確かに、真咲は友達が偵察好きって言ってたけど…。

「ごめん、真咲が最近結依ちゃんの様子が変って気にしてたからさ…好奇心で、つい」

「…いいんです。石沢くんは悪くないですよ?全部、私が悪いんです。」

大切にしてくれてた真咲を裏切ったのは私なんだ。

「…真咲、元気ないんだ。ボーっとしててさ、真咲じゃないみたいだ」

あの元気な真咲が、元気ないなんて…考えられない。

「アイツの元気の源は結依ちゃんなんだよ。
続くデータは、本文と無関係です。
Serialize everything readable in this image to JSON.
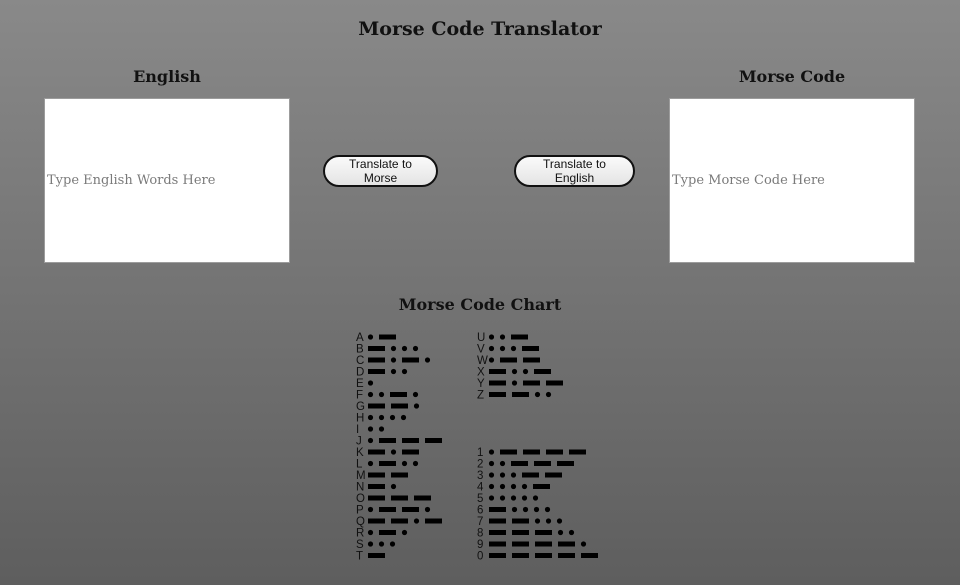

結依ちゃんが元気ない日は、結依ちゃんの前では元気な真咲で居るだろうけど、教室では『結依大丈夫かな』って一日元気ないんだ」

嘘、嘘、嘘―――。
だって、真咲いつも、笑ってたじゃん。

「うぅっ…ま、さきぃっ」

「結依ちゃん、真咲の事、好き?」

「うんっ…」

「じゃあ、大丈夫だね」

そう言って、石沢君は私の頭を撫でてくれた。